Wednesday, September 2, 2009

Eastern NC and Vietnam

Centennial is one of my favorite books. The book has always stuck with me, although I confess that I last read it in high school (about 10 years ago for anyone counting). What has stuck with me the most is the story of the land, and the people living on it and from it. The story is both beautiful and ugly simultaneously. I would like to read it again when I have a week at the beach sometime. It’s a good book.

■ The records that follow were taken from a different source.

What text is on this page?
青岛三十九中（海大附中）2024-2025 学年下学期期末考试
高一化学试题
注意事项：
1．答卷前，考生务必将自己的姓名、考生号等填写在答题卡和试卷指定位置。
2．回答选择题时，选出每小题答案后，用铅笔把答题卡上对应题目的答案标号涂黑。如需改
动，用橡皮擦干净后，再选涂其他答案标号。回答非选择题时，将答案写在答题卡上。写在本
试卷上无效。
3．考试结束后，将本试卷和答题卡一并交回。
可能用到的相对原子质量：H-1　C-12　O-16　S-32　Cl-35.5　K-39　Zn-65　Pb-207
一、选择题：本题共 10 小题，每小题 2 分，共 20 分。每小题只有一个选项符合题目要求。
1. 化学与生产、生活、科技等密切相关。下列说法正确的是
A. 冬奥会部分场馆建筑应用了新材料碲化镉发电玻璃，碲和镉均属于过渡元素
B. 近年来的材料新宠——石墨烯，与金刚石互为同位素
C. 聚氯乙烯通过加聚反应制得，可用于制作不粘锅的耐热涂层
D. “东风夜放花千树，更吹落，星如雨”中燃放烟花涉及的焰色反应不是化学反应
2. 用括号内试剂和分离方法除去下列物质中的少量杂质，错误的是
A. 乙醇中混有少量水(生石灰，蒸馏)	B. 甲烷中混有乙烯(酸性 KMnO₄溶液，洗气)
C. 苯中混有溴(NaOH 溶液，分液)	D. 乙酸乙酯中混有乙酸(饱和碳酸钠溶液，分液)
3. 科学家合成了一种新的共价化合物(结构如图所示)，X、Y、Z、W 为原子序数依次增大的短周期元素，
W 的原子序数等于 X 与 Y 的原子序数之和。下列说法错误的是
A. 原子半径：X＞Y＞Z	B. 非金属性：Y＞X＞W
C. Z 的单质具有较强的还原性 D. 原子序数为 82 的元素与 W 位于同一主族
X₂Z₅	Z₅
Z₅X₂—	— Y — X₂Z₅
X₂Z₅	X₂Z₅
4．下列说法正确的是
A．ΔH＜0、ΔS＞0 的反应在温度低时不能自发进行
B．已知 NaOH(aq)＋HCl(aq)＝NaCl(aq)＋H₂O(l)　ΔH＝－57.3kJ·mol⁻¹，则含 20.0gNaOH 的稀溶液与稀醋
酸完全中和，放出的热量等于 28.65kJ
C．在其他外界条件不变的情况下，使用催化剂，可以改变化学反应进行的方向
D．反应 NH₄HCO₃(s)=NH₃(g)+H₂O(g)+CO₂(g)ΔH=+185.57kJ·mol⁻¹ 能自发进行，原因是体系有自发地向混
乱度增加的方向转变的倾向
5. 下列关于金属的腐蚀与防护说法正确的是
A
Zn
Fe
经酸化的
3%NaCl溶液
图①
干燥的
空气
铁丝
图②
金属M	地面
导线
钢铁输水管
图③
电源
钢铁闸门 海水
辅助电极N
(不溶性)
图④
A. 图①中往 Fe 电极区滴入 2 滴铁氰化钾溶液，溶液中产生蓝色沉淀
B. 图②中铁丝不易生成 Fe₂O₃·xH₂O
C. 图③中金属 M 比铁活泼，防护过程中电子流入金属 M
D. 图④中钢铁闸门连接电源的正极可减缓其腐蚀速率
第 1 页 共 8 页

While sitting in the sun Down East this weekend, I found myself thinking about Centennial and how the author uses the land to shape his characters. I have always felt connected to the land in eastern North Carolina, the water that surrounds it, and the wide open skies that embrace it all. Years ago, I was so connected to it that I could predict a storm before the sky darkened and the first drop of rain fell. (Well, perhaps it was the change in barometric pressure more than a prediction.) The land in eastern North Carolina has helped shape who I am and the way in which I live my life. When anyone asks where I am from my answer is always a prideful, “Eastern North Carolina.”

This weekend I thought about Centennial a few times, as it so beautifully describes the connection between the land and human life. While in Eastern North Carolina, the area in which I was born and raised, I thought of the Montagnards and how their homeland has shaped their lives. They are from the central highlands of Vietnam, although you would not call them Vietnamese.

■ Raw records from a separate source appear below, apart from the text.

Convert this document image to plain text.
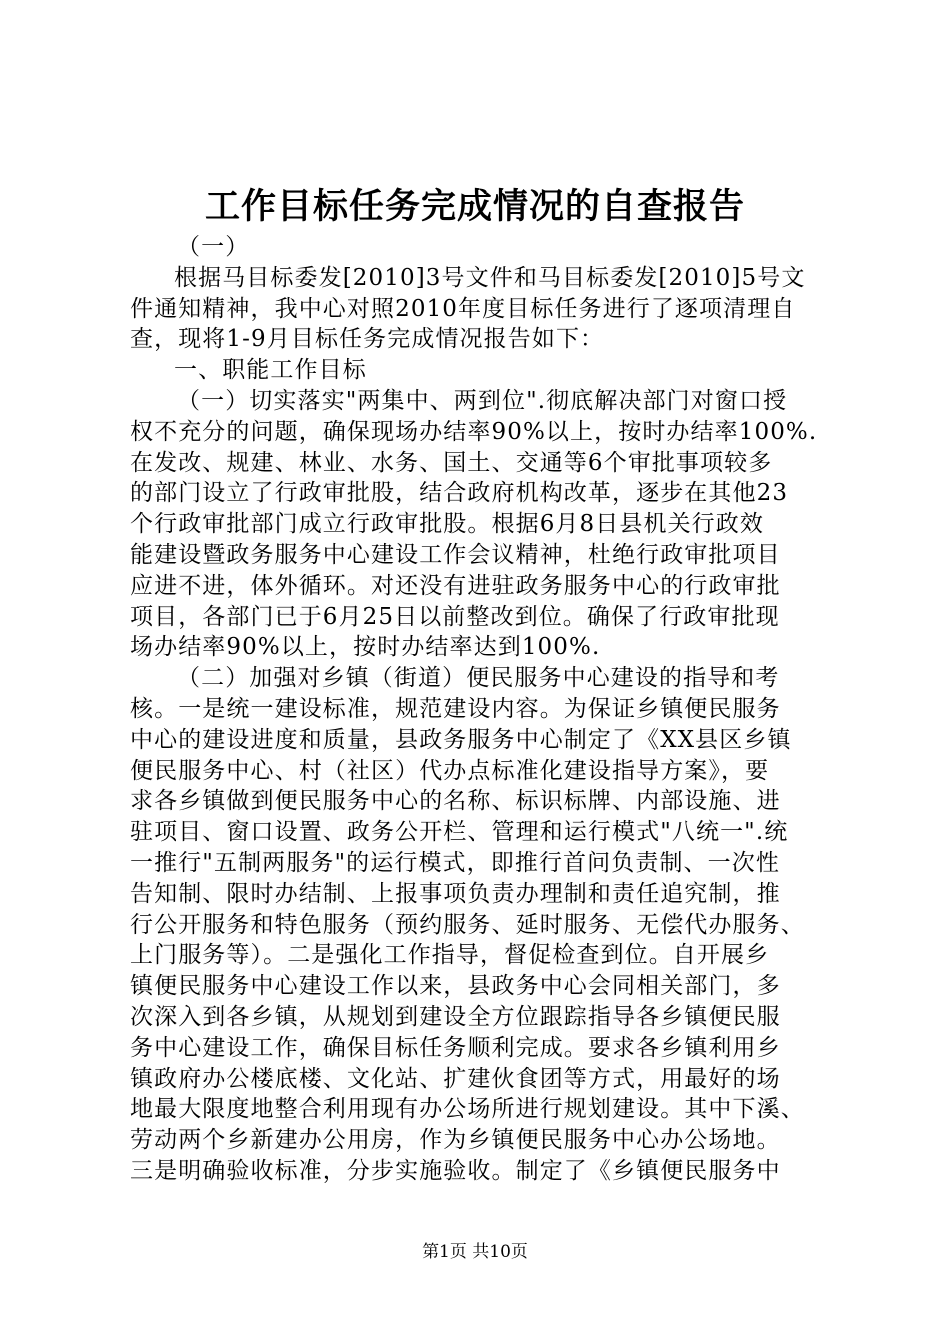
工作目标任务完成情况的自查报告
（一）
根据马目标委发[2010]3号文件和马目标委发[2010]5号文
件通知精神，我中心对照2010年度目标任务进行了逐项清理自
查，现将1-9月目标任务完成情况报告如下：
一、职能工作目标
（一）切实落实"两集中、两到位".彻底解决部门对窗口授
权不充分的问题，确保现场办结率90%以上，按时办结率100%.
在发改、规建、林业、水务、国土、交通等6个审批事项较多
的部门设立了行政审批股，结合政府机构改革，逐步在其他23
个行政审批部门成立行政审批股。根据6月8日县机关行政效
能建设暨政务服务中心建设工作会议精神，杜绝行政审批项目
应进不进，体外循环。对还没有进驻政务服务中心的行政审批
项目，各部门已于6月25日以前整改到位。确保了行政审批现
场办结率90%以上，按时办结率达到100%.
（二）加强对乡镇（街道）便民服务中心建设的指导和考
核。一是统一建设标准，规范建设内容。为保证乡镇便民服务
中心的建设进度和质量，县政务服务中心制定了《XX县区乡镇
便民服务中心、村（社区）代办点标准化建设指导方案》，要
求各乡镇做到便民服务中心的名称、标识标牌、内部设施、进
驻项目、窗口设置、政务公开栏、管理和运行模式"八统一".统
一推行"五制两服务"的运行模式，即推行首问负责制、一次性
告知制、限时办结制、上报事项负责办理制和责任追究制，推
行公开服务和特色服务（预约服务、延时服务、无偿代办服务、
上门服务等）。二是强化工作指导，督促检查到位。自开展乡
镇便民服务中心建设工作以来，县政务中心会同相关部门，多
次深入到各乡镇，从规划到建设全方位跟踪指导各乡镇便民服
务中心建设工作，确保目标任务顺利完成。要求各乡镇利用乡
镇政府办公楼底楼、文化站、扩建伙食团等方式，用最好的场
地最大限度地整合利用现有办公场所进行规划建设。其中下溪、
劳动两个乡新建办公用房，作为乡镇便民服务中心办公场地。
三是明确验收标准，分步实施验收。制定了《乡镇便民服务中
第1页 共10页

Oh, how they must miss that land after they leave. So many of them now live in North Carolina, and I can only imagine how much they miss the way things once were in the central highlands of Vietnam. In our interviews, the longing for home is almost palpable.

The history of the Montagnards is directly related to the lands they once inhabited in relative isolation. They knew the land, how to farm it and care for it. It was their livelihood. And knowing that, I now understand how land reform has been used to hurt the Montagnards. By limiting the amount of land available to farm, it limits other things like the amount of food available for the Montagnards.

This is not something that happened once, during the war many years ago. The persecution of the Montagnards continues today. My visit to my own homeland this weekend kept me thinking about the Montagnards, and how connected they are to the central highlands of Vietnam. I get asked frequently if this filmmaking adventure has taken me there. Perhaps one day.